In the argot of the original, Expansion-era space explorers, certain worlds proved so dangerous to survey crews that they were dubbed bad planets. This was not a scientific term arising from rigid criteria, but a folk reputation accrued through successive death tolls. Later, in the Combine era, the designation ULC (Unremittingly Life-Compromising) arose to replace it in official stellar mapping databases. The formula for ULC designation is too complicated to explain here but looks for the following characteristics:

  • requires protective gear to safely explore
  • subjects a crew to conditions or life-forms likely to compromise that protective gear
  • life-forms comprise a hyper-predatory ecosystem (HPE), producing aggressive fauna (or flora) whose defenses and attacks make them a grave and constant threat even to trained, well-armed personnel
  • features conditions likely to foster rapid psychological debilitation

During its heyday, the Combine legally forbade travel to ULC worlds and set up patrols and armed buoys to enforce quarantines.

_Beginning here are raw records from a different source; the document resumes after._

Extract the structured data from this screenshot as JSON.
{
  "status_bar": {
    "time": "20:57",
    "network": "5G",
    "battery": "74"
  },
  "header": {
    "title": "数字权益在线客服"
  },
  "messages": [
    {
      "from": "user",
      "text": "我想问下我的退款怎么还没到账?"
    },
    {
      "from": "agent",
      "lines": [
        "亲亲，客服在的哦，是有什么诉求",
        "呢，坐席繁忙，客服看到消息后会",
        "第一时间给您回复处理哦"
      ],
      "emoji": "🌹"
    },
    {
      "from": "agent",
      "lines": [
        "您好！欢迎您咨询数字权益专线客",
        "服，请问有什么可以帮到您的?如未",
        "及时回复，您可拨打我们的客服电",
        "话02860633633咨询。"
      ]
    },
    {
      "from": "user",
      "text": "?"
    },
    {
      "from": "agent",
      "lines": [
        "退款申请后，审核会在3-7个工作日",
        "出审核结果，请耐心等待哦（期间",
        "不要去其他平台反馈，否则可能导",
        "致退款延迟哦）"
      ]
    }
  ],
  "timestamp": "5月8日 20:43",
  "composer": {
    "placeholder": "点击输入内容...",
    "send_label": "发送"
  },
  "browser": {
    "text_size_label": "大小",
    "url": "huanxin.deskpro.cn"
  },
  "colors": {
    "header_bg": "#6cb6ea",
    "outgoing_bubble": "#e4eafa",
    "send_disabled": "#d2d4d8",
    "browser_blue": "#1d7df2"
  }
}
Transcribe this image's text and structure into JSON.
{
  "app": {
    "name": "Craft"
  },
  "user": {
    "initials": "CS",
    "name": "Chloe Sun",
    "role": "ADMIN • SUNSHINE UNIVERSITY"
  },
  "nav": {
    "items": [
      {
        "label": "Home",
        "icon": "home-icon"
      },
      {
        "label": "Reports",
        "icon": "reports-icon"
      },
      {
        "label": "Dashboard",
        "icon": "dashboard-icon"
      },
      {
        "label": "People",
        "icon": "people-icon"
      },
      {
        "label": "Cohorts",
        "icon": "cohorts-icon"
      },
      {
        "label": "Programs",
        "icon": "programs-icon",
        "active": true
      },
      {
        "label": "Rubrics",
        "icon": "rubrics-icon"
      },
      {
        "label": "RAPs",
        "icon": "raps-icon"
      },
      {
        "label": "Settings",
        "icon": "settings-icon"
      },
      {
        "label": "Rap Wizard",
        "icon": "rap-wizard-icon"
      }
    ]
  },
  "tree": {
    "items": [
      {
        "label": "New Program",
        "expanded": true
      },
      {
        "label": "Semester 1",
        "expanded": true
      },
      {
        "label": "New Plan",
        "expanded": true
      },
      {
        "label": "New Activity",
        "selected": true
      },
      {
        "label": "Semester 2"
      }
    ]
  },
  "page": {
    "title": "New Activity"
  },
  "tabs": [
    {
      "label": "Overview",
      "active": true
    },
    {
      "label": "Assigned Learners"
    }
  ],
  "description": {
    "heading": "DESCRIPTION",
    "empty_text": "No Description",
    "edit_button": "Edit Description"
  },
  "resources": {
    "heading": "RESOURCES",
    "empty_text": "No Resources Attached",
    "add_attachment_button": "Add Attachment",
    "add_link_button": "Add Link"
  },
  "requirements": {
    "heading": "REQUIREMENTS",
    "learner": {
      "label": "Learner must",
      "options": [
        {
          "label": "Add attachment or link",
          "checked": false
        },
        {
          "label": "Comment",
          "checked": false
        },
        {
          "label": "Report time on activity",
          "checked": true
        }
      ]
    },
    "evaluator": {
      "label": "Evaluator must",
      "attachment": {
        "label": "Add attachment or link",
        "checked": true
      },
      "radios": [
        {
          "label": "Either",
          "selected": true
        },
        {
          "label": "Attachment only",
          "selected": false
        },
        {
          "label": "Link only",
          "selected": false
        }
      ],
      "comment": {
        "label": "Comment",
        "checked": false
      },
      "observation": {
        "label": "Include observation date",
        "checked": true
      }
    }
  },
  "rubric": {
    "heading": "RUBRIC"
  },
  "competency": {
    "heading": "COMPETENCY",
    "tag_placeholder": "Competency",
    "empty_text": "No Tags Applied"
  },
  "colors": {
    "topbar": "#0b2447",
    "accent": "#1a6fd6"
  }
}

Such measures may still be operative in the core worlds but have fallen away in the Bleed. Since the war, lasers have revived the original terminology. As aggressive contractors, you might not avoid a bad planet altogether, as Combine exploratory teams stayed away from ULCs. Still, you’ll certainly take every possible precaution, knowing your crew faces highly life-threatening circumstances from the moment they land until their successful return to orbit.